Every SM of the NVIDIA V100s holds 32 FP64 (double-precision) cores, 64 FP32 (single-precision) cores, 64 INT32 cores, and even 8 very special tensor cores. On top of it, there is also a 128-KB combined memory block for shared memory and a L1 cache, which can be configured to allow up to 96 KB of shared memory. Furthermore, every SM sports four texture units, which take advantage of the L1 cache. Now that’s a mouthful.
HBM2 with 900 GB/s
Next up in Summit’s impressive hybrid hardware architecture is the HBM2. HBM2 is short for high-bandwidth memory.
Let’s recap that: Every NVIDIA V100 offers access to 16 GB of high-bandwidth memory, but the real kicker is the access speed of up to 900 GB/s.

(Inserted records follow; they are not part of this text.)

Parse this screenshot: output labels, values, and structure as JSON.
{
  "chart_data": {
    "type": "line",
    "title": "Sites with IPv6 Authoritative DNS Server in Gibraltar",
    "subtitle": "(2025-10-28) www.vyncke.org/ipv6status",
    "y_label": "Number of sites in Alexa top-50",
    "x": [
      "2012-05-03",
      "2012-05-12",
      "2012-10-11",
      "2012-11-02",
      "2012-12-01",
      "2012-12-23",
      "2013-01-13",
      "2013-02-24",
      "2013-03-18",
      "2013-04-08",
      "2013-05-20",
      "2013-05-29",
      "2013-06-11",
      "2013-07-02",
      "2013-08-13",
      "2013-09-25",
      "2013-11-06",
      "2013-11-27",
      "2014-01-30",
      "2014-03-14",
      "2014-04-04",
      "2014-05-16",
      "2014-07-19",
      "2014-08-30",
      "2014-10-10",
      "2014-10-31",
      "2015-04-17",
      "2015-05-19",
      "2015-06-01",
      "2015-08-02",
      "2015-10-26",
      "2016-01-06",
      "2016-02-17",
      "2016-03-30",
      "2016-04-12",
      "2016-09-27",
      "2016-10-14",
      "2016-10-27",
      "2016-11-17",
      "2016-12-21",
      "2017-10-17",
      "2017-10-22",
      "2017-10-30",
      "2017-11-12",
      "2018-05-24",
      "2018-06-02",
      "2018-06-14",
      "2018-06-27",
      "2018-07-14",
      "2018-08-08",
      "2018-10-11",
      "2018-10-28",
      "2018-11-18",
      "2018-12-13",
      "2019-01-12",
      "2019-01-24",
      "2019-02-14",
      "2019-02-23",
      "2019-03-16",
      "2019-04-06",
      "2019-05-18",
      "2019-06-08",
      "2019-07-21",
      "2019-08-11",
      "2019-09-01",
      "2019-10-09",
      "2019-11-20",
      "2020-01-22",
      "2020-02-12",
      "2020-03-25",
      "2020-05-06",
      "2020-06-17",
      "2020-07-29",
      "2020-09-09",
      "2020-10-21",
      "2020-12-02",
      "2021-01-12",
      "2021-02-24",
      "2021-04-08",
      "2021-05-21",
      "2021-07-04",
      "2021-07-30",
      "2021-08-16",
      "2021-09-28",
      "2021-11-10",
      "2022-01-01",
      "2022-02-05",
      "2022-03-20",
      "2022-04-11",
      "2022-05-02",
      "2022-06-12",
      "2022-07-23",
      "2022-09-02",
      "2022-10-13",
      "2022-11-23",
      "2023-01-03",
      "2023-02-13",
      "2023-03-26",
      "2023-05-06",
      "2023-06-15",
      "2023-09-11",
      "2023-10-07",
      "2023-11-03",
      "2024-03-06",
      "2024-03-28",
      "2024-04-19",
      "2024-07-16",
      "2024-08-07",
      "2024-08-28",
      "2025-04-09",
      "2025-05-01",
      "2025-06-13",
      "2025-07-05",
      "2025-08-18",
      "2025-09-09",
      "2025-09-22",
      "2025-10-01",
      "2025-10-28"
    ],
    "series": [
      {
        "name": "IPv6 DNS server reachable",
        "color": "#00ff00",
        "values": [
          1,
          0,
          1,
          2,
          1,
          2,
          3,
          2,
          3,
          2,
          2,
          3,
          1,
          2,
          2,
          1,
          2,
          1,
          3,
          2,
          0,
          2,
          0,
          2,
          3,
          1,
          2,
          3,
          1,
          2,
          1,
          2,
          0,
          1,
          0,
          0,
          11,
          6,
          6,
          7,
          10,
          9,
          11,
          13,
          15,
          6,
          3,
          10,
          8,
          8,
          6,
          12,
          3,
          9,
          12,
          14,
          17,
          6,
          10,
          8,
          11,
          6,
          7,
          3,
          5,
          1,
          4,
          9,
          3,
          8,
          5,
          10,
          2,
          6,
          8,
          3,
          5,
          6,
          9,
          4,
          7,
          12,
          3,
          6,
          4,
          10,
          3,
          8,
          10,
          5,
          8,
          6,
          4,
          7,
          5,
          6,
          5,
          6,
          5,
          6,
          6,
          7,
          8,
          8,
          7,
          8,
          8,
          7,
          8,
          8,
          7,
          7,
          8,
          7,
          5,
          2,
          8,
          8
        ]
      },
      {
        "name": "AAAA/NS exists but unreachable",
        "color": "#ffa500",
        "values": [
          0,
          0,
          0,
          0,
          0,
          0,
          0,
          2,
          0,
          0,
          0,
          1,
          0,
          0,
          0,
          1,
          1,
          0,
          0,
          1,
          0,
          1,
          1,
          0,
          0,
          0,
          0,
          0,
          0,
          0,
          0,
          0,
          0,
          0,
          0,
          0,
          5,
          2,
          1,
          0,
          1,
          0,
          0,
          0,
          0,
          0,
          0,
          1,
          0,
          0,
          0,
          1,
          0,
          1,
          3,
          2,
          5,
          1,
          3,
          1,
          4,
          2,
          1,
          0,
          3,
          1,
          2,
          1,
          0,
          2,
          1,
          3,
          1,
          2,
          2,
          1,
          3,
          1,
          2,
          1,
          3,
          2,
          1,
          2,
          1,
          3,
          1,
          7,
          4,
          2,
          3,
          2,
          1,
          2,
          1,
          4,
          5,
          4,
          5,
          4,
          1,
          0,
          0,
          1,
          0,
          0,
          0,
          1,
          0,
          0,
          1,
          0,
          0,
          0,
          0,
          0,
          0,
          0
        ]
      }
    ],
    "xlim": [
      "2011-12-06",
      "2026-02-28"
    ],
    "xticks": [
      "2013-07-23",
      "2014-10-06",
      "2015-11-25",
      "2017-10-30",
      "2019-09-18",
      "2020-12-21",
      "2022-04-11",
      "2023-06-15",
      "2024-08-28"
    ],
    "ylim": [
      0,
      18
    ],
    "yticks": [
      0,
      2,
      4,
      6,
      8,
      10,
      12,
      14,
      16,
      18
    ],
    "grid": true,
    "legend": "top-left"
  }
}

In charge of supervising and coordinating the access to this memory are eight 512-bit memory controllers. In order to smooth the ride, all accesses to the HBM2 are performed via a 6 MB L2 Cache.
The Tesla V100 is home to 640 tensor cores. Since there are 8 per SM, we get to 8 x 80, which translates into a total of 640 tensor cores. What is a tensor? Actually, a tensor means just a generalized matrix. It can be a 1-dimensional matrix. That would be plain and simple a vector. Or a 3-dimensional matrix. Think about a Rubik’s Cube. While a Rubik’s Cube is absolutely symmetrical with a 3 x 3 x 3 structure, the tensor cores of NVIDIA’s V100 are slightly different. Imagine a 4 x 4 matrix, which is actually just a 2-dimensional grid of numbers and which, in this example, we call Matrix D.
The Matrix D is the result of the product of (Matrix A x Matrix B) + Matrix C. The numbers in these matrices are FP16 or FP32. FP stands for Floating Point and means a real number which requires 16 bit. That’s why it’s called FP16 for short or also “half precision”. Usually “full precision” means 32 or 64 bit.
That’s maybe hard to imagine. I hear you, you get a picture. A picture says more than thousand words.
Four times four elements yields 16 elements. Every one of these 16 elements results from the A x B matrix multiplication. Without going into further details, this is the content of just one tensor core in the NVIDIA Tesla V100. Now picture 640 tensor cores at the same time. Wow, that’s very impressive. Even handling all these floating point values is already an amazing feat all by itself.
The NVIDIA V100 in the Summit goes even further as it sports unified memory.
Unified Memory, Nodes, and more
In order to simplify programming for the the NVIDIA Tesla V100s in the Summit, IBM gave it a unified memory architecture. The IBM Summit is well equipped with memory:
- Memory/node: 512GB DDR4 + HBM,
- NV Memory/node: 1600GB,
- Total System Memory: >10PB DDR4 + HBM + Non-volatile.
Every node delivers in excess of 40 TF and the IBM Summit sports about 4,600 nodes. The total performance is an impressive 200 PetaFlop.